Ces mouvements, expliquent les auteurs, auront une influence importante dans la conception moderne du recovery. Au milieu du 20ème siècle, Jellinek soutient l’idée que l’alcoolisme est une maladie évolutive et chronique. Glatt, alors, développera l’idée de réhabilitation et de la guérison par l’application d’un programme fortement inspiré par les principes des AA. C’est dans les années 1970 que le psychiatre M. Pattison et les psychologues M. et L. Sobell introduisent la notion de comportement dans la pathologie liée à l’alcoolisme. Ainsi apparaît la notion d’une globalité de l’addiction à l’alcool, avec des conséquences somatiques, psychologiques et sociales. Ces auteurs ne prônent pas l’idée de l’abstinence, mais beaucoup plus d’un équilibre.
Les définitions récentes du recovery vont insister sur l’importance d’un bien être dans ces différents rôles (fonctionnel et global). C’est en 2017 que lors d’un congrès organisé par la Recovery Science Research Collaborative, la définition a été établie comme « un processus individuel, intentionnel, dynamique, relationnel engageant des efforts soutenus pour améliorer son bien-être ».
Il est intéressant de noter qu’il n’est pas fait mention de changements concernant la consommation d’alcool, ou/et l’abstinence.
On pourrait s’étonner de l’absence d’indication à ce sujet, mais les observations empiriques montrent que spontanément, afin d’améliorer leur bien-être, les patients vont diminuer ou même arrêter leur consommation d’alcool, au regard de leur constatation de la chronicité du trouble, et de la chronicisation des rechutes.
Ce qui est intéressant d’observer, c’est que le prisme d’observation par le concept de recovery de la pathologie addictive permet de distinguer des facteurs prédictifs d’évolution vers le bien-être (comme la minimisation des problèmes, épisode de fortes consommations, …).
Les auteurs rapportent qu’ainsi dans une étude récente de Kaskutas et al. portant sur 9341 sujets, 47 facteurs de recovery, parmi lesquels on retrouve l’abstinence, les principes du recovery, l’enrichissement personnel, le développement par le recovery, et la spiritualité.
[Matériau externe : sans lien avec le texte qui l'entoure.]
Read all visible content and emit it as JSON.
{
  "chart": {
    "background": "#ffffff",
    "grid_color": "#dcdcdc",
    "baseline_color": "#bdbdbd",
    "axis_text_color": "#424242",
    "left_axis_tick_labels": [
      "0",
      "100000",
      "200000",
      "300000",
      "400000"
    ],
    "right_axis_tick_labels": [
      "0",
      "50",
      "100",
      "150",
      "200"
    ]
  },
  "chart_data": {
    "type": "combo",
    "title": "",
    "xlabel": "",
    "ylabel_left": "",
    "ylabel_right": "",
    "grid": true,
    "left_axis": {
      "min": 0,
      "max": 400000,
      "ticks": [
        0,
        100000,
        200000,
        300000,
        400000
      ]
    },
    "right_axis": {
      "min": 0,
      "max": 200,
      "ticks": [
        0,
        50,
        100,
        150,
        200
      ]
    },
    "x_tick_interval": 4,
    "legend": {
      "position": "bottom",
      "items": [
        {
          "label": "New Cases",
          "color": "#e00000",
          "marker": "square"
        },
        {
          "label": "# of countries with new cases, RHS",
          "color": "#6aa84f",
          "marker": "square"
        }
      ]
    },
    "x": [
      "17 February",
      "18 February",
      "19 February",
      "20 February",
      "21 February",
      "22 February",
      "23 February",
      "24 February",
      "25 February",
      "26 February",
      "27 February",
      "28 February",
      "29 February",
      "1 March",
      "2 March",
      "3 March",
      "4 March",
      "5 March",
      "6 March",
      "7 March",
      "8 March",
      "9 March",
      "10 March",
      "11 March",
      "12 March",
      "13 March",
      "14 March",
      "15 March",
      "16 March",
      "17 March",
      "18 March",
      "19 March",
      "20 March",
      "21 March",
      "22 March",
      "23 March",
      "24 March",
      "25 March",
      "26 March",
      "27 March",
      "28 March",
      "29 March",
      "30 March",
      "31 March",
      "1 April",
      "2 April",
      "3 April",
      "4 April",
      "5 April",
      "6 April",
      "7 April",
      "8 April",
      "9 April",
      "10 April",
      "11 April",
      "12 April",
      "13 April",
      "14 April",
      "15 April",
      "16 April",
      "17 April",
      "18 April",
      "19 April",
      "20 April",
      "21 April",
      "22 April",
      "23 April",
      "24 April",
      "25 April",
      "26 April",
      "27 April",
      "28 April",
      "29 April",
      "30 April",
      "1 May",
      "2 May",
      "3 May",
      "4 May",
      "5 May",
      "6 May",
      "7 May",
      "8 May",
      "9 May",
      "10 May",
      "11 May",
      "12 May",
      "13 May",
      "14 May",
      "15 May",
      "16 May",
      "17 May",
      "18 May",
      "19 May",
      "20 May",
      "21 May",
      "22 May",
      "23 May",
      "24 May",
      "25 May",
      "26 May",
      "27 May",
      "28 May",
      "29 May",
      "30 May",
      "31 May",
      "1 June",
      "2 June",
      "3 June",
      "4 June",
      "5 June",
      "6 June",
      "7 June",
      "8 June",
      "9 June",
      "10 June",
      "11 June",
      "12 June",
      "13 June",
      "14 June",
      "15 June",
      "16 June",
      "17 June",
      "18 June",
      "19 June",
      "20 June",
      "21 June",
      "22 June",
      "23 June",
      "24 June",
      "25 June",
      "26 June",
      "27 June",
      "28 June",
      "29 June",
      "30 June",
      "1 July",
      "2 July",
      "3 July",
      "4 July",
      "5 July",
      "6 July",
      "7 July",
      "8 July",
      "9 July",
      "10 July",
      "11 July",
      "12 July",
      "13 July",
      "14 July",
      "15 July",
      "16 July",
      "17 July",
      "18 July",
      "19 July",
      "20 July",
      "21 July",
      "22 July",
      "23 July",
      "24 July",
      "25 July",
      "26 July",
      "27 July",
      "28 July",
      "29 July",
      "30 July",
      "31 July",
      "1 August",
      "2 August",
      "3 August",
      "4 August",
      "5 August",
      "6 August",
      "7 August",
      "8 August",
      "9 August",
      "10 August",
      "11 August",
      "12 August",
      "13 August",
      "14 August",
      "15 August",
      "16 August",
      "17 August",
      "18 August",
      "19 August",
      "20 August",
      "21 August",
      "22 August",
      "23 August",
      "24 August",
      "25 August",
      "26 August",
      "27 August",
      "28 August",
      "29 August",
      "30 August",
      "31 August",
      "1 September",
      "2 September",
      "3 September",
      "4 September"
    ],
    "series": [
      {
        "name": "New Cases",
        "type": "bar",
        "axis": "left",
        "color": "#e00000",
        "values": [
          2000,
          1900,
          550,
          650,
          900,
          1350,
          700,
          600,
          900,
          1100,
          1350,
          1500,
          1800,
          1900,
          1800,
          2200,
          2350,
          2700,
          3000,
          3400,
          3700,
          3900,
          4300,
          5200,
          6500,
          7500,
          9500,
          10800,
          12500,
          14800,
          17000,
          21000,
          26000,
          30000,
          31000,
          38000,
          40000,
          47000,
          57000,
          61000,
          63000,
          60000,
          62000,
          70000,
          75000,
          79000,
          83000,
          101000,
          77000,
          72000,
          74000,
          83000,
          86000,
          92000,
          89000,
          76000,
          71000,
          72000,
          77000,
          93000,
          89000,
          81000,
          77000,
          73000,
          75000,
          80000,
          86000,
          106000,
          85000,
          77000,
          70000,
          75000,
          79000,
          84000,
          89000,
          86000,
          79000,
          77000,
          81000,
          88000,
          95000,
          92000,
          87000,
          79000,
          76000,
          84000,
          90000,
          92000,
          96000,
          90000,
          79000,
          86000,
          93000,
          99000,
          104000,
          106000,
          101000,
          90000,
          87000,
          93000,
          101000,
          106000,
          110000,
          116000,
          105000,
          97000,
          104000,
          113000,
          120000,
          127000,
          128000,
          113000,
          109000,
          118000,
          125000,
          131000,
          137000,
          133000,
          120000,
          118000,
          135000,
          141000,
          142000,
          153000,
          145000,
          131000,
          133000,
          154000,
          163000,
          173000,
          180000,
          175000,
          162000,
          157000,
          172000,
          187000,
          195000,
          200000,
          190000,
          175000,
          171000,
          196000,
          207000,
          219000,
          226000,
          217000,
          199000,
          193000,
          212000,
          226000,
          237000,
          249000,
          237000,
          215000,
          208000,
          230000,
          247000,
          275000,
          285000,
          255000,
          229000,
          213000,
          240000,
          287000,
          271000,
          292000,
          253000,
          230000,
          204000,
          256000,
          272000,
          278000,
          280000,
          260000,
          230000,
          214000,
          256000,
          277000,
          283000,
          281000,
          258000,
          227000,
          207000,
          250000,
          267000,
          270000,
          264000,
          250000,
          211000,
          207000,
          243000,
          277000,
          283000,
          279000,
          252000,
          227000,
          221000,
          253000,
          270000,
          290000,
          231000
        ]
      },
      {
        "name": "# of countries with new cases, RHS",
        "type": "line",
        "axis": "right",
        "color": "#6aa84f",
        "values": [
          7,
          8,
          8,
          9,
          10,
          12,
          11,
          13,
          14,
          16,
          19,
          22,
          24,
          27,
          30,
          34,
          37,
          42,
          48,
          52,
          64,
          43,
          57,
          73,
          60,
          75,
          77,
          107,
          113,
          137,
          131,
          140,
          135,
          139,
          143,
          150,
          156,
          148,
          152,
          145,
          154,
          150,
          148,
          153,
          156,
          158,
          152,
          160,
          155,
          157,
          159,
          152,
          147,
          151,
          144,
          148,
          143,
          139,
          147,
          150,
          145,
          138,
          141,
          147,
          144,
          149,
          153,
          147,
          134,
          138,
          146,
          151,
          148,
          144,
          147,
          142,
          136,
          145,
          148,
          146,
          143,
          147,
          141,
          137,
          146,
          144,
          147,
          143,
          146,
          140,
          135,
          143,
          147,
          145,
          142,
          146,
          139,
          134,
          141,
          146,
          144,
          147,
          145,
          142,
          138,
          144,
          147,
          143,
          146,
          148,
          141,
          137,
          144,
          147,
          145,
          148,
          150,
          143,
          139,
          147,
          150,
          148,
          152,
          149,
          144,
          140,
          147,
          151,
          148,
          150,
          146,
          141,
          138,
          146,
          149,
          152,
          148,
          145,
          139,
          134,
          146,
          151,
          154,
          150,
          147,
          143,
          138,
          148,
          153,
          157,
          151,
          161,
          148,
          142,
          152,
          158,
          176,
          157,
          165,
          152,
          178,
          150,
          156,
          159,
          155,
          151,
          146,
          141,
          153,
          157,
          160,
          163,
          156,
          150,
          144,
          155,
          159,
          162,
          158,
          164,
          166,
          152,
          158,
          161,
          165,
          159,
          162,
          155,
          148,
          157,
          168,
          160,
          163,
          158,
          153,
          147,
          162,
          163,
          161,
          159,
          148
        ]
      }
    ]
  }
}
Référence : Elements That Define Recovery: The Experiential Perspective, Lee Ann Kaskutas, Dr.Ph., Thomasina J Borkman, Ph.D., Alexandre Laudet, Ph.D., Lois A Ritter, Ed.D., Jane Witbrodt, Ph.D., Meenakshi Sabina Subbaraman, Ph.D., Aina Stunz, B.A., and Jason Bond, Ph.D., J Stud Alcohol Drugs. 2014 Nov; 75(6): 999–1010. doi: 10.15288/jsad.2014.75.999
D’autres équipes ont défini d’autres critères (Etude SURE). La définition du recovery devient donc un processus de changement du comportement caractérisé par l’amélioration du fonctionnement bio psycho social et de la poursuite de la vie. Dans les années récentes, Granfield et Smith ont développé le concept de « capital de recovery », qui varie selon les individus et en fonction du temps. Mais surtout, on s’aperçoit que dans les programmes de soin, en particulier aux Etats Unis, le maintien de l’abstinence est mis en valeur.
Cela n’est pas sans poser un problème au regard même d’un des concepts fondamentaux du recovey, la destigmatisation. En effet, le comportement d’abstinence, d’abstention de consommation d’alcool a une valeur hautement stigmatisante et vient heurter de face un des fondements du recovery. Et de plus insister sur l’abstinence a des conséquences délétères sur la réduction de risques, et donc sur l’espoir qui est là aussi un des concepts fondamentaux du recovery.
Ces tensions dans la définition même du recovery nous montrent que des recherches sont encore nécessaires à la fois dans la définition conceptuelle mais aussi dans la mise à disposition d’outils d’évaluation standardisés, même si certains comme l’échelle de qualité de vie de l’OMS ou celles dispensées par le SURE permettront à l’avenir de mieux définir cette dimension de soin.